DOI: 10.7717/peerj.3120/table-1

Comparing trees

Tree scores

MEGA6 was used to create and analyse all MP and ML phylogenetic trees. As a first approximation, we compare the likelihood values between ML trees and the MP scores between MP trees (Tables 2 and 3) for identifying the best and worst trees of each type.

Table 2:

MP trees scores.

Tree	No. trees	Length	Normalized length	Consistency index	Retention index	Composite index	Parsimony-informative sites
*1gene*
ITS	1	1,200	1.970	0.278906	0.765634	0.244365	0.213540
TEF1	1	2,830	4.647	0.280810	0.773915	0.229713	0.217323
TUB	1	1,628	2.673	0.349176	0.785012	0.289798	0.274107
HIS	1	1,880	3.087	0.285557	0.729297	0.224608	0.208256
CAL	1	2,234	3.668	0.355136	0.816321	0.304750	0.289905
*2 genes*
ITS-TEF1	1	4,218	6.926	0.267368	0.756266	0.219278	0.202201
ITS-TUB	1	2,977	4.888	0.303147	0.758804	0.250811	0.230029
ITS-HIS	1	3,268	5.366	0.266073	0.721901	0.212506	0.192078
ITS-CAL	1	3,657	6.005	0.308194	0.780338	0.259686	0.240496
TEF1-TUB	2	4,535	7.447	0.300317	0.772148	0.245351	0.231889
TEF1-HIS	1	4,828	7.928	0.275606	0.749486	0.220282	0.206562
TEF1-CAL	1	5,206	8.548	0.304724	0.784949	0.252402	0.239193
TUB-HIS	1	3,606	5.921	0.306263	0.746843	0.244391	0.228730
TUB-CAL	1	3,975	6.527	0.342310	0.795145	0.287052	0.272186
HIS-CAL	1	4,267	7.007	0.311460	0.770357	0.255101	0.239935
*3 genes*
ITS-TEF1-TUB	1	5,942	9.757	0.285318	0.758687	0.232892	0.216467
ITS-TEF1-HIS	3	6,233	10.235	0.266876	0.740786	0.214166	0.197698
ITS-TEF1-CAL	1	6,609	10.852	0.290524	0.771371	0.240083	0.224102
ITS-TUB-HIS	1	4,989	8.192	0.288178	0.737853	0.231161	0.212633
ITS-TUB-CAL	1	5,378	8.831	0.315121	0.775889	0.262285	0.244499
ITS-HIS-CAL	2	5,661	9.296	0.293677	0.757132	0.240207	0.222352
TEF1-TUB-CAL	1	6,910	11.346	0.311702	0.781378	0.257255	0.243557
TEF1-TUB-HIS	1	6,537	10.734	0.290338	0.754311	0.233090	0.219005
TEF1-HIS-CAL	1	7,209	11.837	0.294419	0.766557	0.239569	0.225689
TUB-HIS-CAL	1	5,962	9.790	0.318135	0.770532	0.260290	0.245133
*4 genes*
ITS-TEF1-TUB-HIS	1	7,934	13.028	0.281222	0.747108	0.226279	0.210103
ITS-TEF1-TUB-CAL	1	8,326	13.672	0.298775	0.770405	0.245945	0.230178
ITS-TEF1-HIS-CAL	1	8,622	14.158	0.284827	0.757809	0.231684	0.215844
ITS-TUB-HIS-CAL	1	7,364	12.092	0.302877	0.759944	0.247364	0.230170
TEF1-TUB-HIS-CAL	2	8,911	14.632	0.301867	0.767101	0.245686	0.231563
*5 genes*
ITS-TEF1-TUB-HIS-CAL	1	10,327	16.957	0.292768	0.759604	0.238098	0.222388

DOI: 10.7717/peerj.3120/table-2

Table 3:

Data from the likelihood values using ML trees.

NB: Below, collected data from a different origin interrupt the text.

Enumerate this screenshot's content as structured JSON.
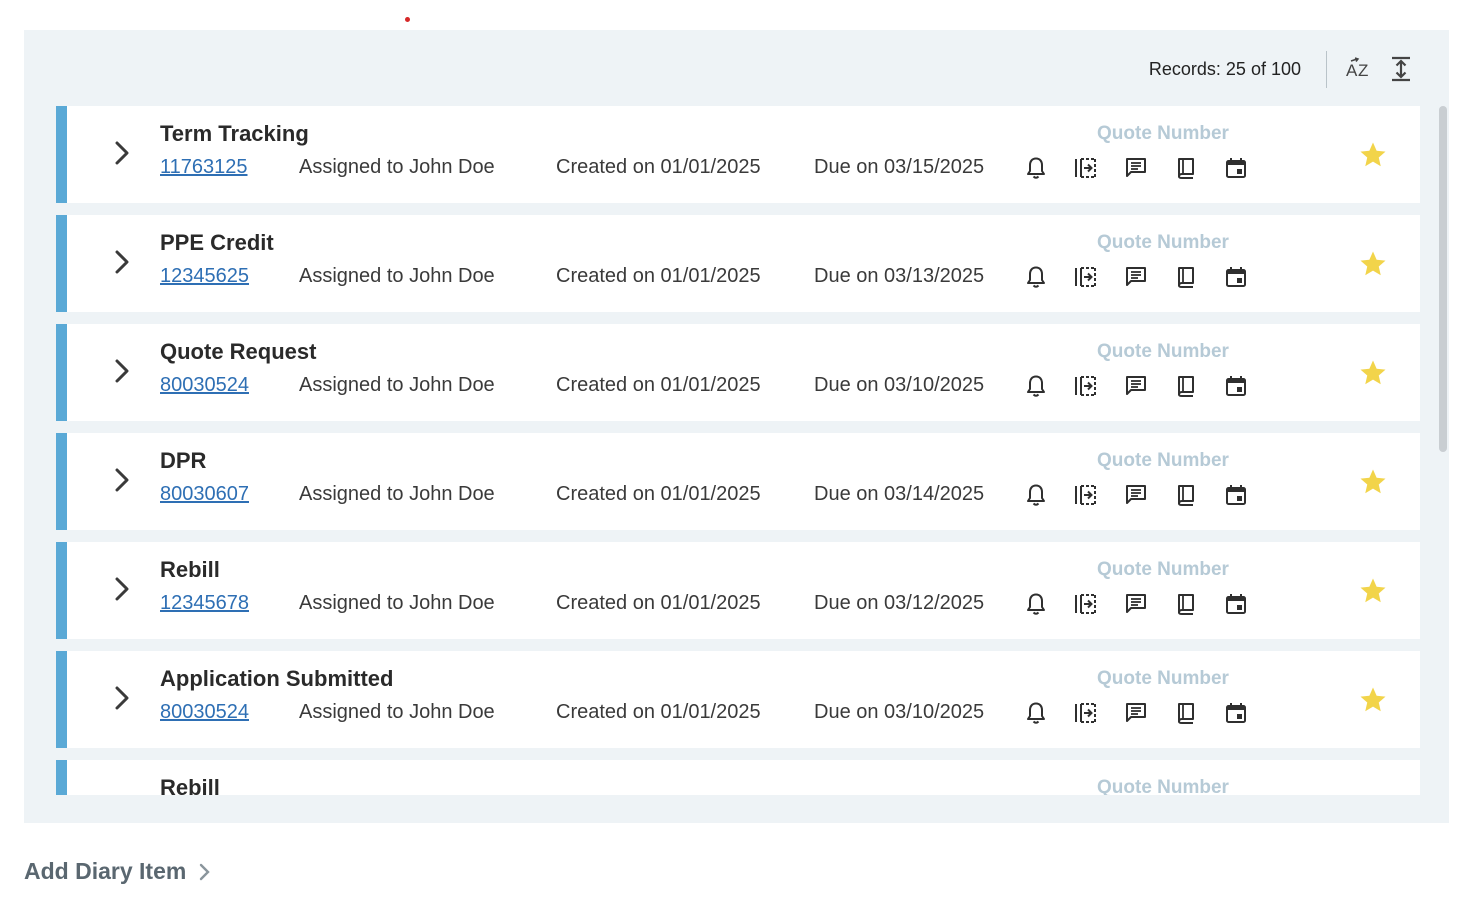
{
  "header": {
    "records_text": "Records: 25 of 100",
    "sort_icon": "sort-az-icon",
    "expand_icon": "expand-vertical-icon"
  },
  "colors": {
    "accent": "#5aa9d6",
    "star": "#f2d44a",
    "quote_number": "#b6cad6",
    "link": "#2e6fb4"
  },
  "rows": [
    {
      "title": "Term Tracking",
      "number": "11763125",
      "assigned": "Assigned to John Doe",
      "created": "Created on 01/01/2025",
      "due": "Due on 03/15/2025",
      "quote_label": "Quote Number"
    },
    {
      "title": "PPE Credit",
      "number": "12345625",
      "assigned": "Assigned to John Doe",
      "created": "Created on 01/01/2025",
      "due": "Due on 03/13/2025",
      "quote_label": "Quote Number"
    },
    {
      "title": "Quote Request",
      "number": "80030524",
      "assigned": "Assigned to John Doe",
      "created": "Created on 01/01/2025",
      "due": "Due on 03/10/2025",
      "quote_label": "Quote Number"
    },
    {
      "title": "DPR",
      "number": "80030607",
      "assigned": "Assigned to John Doe",
      "created": "Created on 01/01/2025",
      "due": "Due on 03/14/2025",
      "quote_label": "Quote Number"
    },
    {
      "title": "Rebill",
      "number": "12345678",
      "assigned": "Assigned to John Doe",
      "created": "Created on 01/01/2025",
      "due": "Due on 03/12/2025",
      "quote_label": "Quote Number"
    },
    {
      "title": "Application Submitted",
      "number": "80030524",
      "assigned": "Assigned to John Doe",
      "created": "Created on 01/01/2025",
      "due": "Due on 03/10/2025",
      "quote_label": "Quote Number"
    },
    {
      "title": "Rebill",
      "number": "",
      "assigned": "",
      "created": "",
      "due": "",
      "quote_label": "Quote Number"
    }
  ],
  "row_icons": [
    "bell-icon",
    "move-to-icon",
    "comment-icon",
    "book-icon",
    "calendar-icon"
  ],
  "footer": {
    "add_diary_label": "Add Diary Item"
  }
}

Tree	−log Likelihood	Normalizad −log likelihood
*1 gene*
ITS	−6778.9324	−11.1313
TEF1	−12771.9747	−20.9720
TUB	−8921.3230	−14.6491
HIS	−9330.7481	−15.3214
CAL	−11.756.6407	−19.3048
*2 genes*
ITS-TEF1	−20494.0008	−33.6519
ITS-TUB	−16381.1047	−26.8984
ITS-HIS	−16835.4062	−27.6443
ITS-CAL	−19449.5000	−31.9368
TEF1-TUB	−22209.9657	−36.4696
TEF1-HIS	−22707.1478	−37.2860
TEF1-CAL	−25263.7157	−41.4839
TUB-HIS	−18720.0479	−30.7390
TUB-CAL	−21286.5020	−34.9532
HIS-CAL	−21896.7086	−35.9552
*3 genes*
ITS-TEF1-TUB	−29959.8491	−49.1952
ITS-TEF1-HIS	−30409.1656	−49.9329
ITS-TEF1-CAL	−33105.3032	−54.3601
ITS-TUB-HIS	−26256.8160	−43.1146
ITS-TUB-CAL	−29008.0228	−47.6322
ITS-HIS-CAL	−29425.9498	−48.3185
TEF1-TUB-CAL	−34699.3754	−56.9776
TEF1-TUB-HIS	−32201.5900	−52.8762
TEF1-HIS-CAL	−35160.1260	−57.7342
TUB-HIS-CAL	−31194.9713	−51.2233
*4 genes*
ITS-TEF1-TUB-HIS	−39950.3574	−65.5999
ITS-TEF1-TUB-CAL	−42574.6960	−69.9092
ITS-TEF1-HIS-CAL	−42940.9069	−70.5105
ITS-TUB-HIS-CAL	−38862.9726	−63.8144
TEF1-TUB-HIS-CAL	−44608.0234	−73.2480
*5 genes*
ITS-TEF1-TUB-HIS-CAL	−52626.8115	−86.4151

DOI: 10.7717/peerj.3120/table-3

The length of an MP tree estimates phylogenetic tree resolution. This value is also dependent on the length of the sequences that are used to build the tree. This means that comparing tree lengths for trees built using a varying number of loci should also consider normalizing the length of the tree by the corresponding size of the aligned sequence (Table 2). This normalization allows us to estimate which loci provide more added value when it comes to species resolution.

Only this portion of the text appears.